Department of Biological Sciences, National University of Singapore, Science Drive 4, Singapore.
BMC Genet. 2009 Dec 14;10:82. doi: 10.1186/1471-2156-10-82.
The use of pooled DNA on SNP microarrays (SNP-MaP) has been shown to be a cost effective and rapid manner to perform whole-genome association evaluations. While the accuracy of SNP-MaP was extensively evaluated on the early Affymetrix 10 k and 100 k platforms, there have not been as many similarly comprehensive studies on more recent platforms.
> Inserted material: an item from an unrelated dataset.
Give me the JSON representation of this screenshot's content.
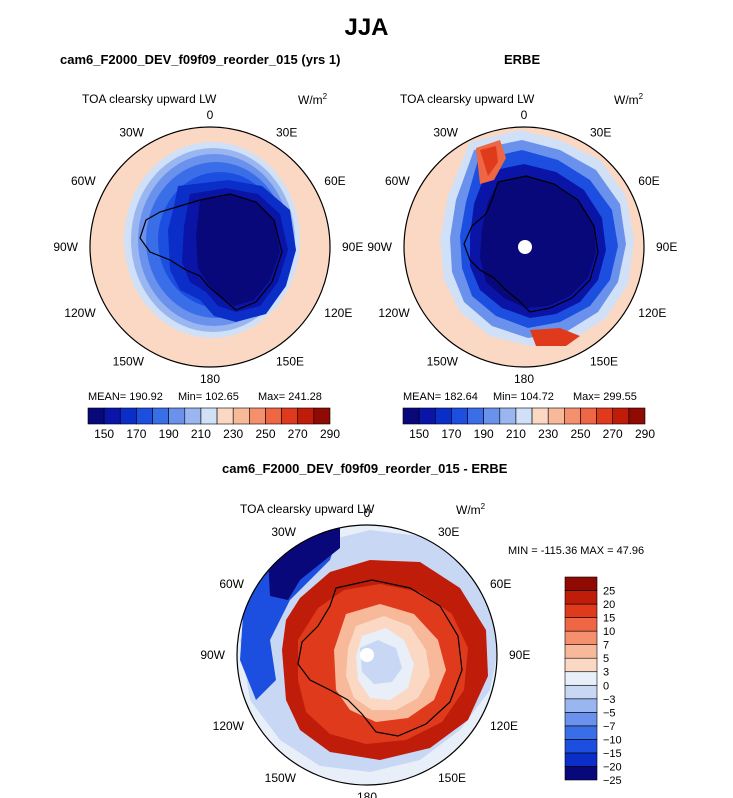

In the present study, we used the data generated from the full Affymetrix 500 k SNP set together with the polynomial-based probe-specific correction (PPC) to derive allele frequency estimates. These estimates were compared to genotyping results of the same individuals on the same platform, as the basis to evaluate the reliability and accuracy of pooled genotyping on these high-throughput platforms. We subsequently extended this comparison to the new SNP6.0 platform capable of genotyping 1.8 million genetic variants.
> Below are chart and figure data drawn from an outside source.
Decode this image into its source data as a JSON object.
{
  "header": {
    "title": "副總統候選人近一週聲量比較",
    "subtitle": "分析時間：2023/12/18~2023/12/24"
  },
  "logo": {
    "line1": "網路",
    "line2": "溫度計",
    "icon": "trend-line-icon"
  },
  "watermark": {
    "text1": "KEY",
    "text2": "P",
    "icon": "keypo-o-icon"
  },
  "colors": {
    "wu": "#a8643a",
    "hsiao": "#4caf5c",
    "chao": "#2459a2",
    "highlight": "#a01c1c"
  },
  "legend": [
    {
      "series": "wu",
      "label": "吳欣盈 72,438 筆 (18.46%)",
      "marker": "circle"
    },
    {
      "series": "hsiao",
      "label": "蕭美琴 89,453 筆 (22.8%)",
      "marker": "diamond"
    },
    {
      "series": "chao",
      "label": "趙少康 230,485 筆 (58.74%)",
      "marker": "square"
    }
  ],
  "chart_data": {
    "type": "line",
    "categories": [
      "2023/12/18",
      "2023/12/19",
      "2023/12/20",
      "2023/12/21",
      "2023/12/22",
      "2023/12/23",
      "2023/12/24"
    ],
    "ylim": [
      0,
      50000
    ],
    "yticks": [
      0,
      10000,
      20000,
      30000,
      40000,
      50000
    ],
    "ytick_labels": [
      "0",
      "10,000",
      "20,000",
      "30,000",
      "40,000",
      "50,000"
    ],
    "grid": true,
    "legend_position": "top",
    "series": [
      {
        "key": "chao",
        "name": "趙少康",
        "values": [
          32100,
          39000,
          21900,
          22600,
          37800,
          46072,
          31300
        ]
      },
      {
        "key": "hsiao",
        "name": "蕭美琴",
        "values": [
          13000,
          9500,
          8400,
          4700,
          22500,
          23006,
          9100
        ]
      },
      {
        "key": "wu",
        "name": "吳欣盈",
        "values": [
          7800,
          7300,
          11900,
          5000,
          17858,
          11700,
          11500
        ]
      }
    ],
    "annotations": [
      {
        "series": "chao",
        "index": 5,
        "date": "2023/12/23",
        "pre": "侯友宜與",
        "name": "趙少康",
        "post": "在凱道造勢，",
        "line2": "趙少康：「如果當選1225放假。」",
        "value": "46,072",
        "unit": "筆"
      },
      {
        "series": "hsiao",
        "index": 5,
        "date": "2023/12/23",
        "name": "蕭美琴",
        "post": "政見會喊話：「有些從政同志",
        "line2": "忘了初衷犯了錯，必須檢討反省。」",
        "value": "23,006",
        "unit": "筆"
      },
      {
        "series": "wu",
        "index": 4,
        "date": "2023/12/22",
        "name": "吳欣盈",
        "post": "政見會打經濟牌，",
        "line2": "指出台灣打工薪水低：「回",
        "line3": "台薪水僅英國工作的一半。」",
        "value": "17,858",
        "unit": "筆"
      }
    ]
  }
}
We showed that pooled genotyping on the 500 k platform performed as well as those previously shown on the relatively lower throughput 10 k and 100 k array sets, with high levels of accuracy (correlation coefficient: 0.988) and low median error (0.036) in allele frequency estimates. Similar results were also obtained from the SNP6.0 array set. A novel pooling strategy of overlapping sub-pools was attempted and comparison of estimated allele frequencies showed this strategy to be as reliable as replicate pools. The importance of an appropriate reference genotyping data set for the application of the PPC algorithm was also evaluated; reference samples with similar ethnic background to the pooled samples were found to improve estimation of allele frequencies.
We conclude that use of the PPC algorithm to estimate allele frequencies obtained from pooled genotyping on the high throughput 500 k and SNP6.0 platforms is highly accurate and reproducible especially when a suitable reference sample set is used to estimate the beta values for PPC.
使用 SNP 微阵列(SNP-MaP)上的 pooled DNA 已被证明是一种经济有效的快速方法,可以进行全基因组关联评估。虽然 SNP-MaP 的准确性在早期的 Affymetrix 10 k 和 100 k 平台上得到了广泛评估,但在最近的平台上并没有那么多类似的全面研究。在本研究中,我们使用了来自全 Affymetrix 500 k SNP 集的数据,并结合基于多项式的探针特异性校正(PPC)来得出等位基因频率估计值。这些估计值与同一平台上相同个体的基因分型结果进行比较,作为评估这些高通量平台上 pooled 基因分型可靠性和准确性的基础。随后,我们将这种比较扩展到了能够对 180 万个遗传变体进行基因分型的新 SNP6.0 平台。
我们表明,在 500 k 平台上进行 pooled 基因分型的性能与之前在相对较低通量的 10 k 和 100 k 阵列集上显示的性能一样好,等位基因频率估计值具有很高的准确性(相关系数:0.988)和低的中位数误差(0.036)。从 SNP6.0 阵列集也得到了类似的结果。尝试了一种新的重叠子池的 pooling 策略,并且对估计的等位基因频率的比较表明该策略与重复池一样可靠。还评估了适用于 PPC 算法的适当参考基因分型数据集的应用的重要性;发现与 pooled 样本具有相似种族背景的参考样本可以改善等位基因频率的估计。
我们得出结论,使用 PPC 算法来估计高通量 500 k 和 SNP6.0 平台上 pooled 基因分型获得的等位基因频率非常准确且可重复,尤其是当使用合适的参考样本集来估计 PPC 的β值时。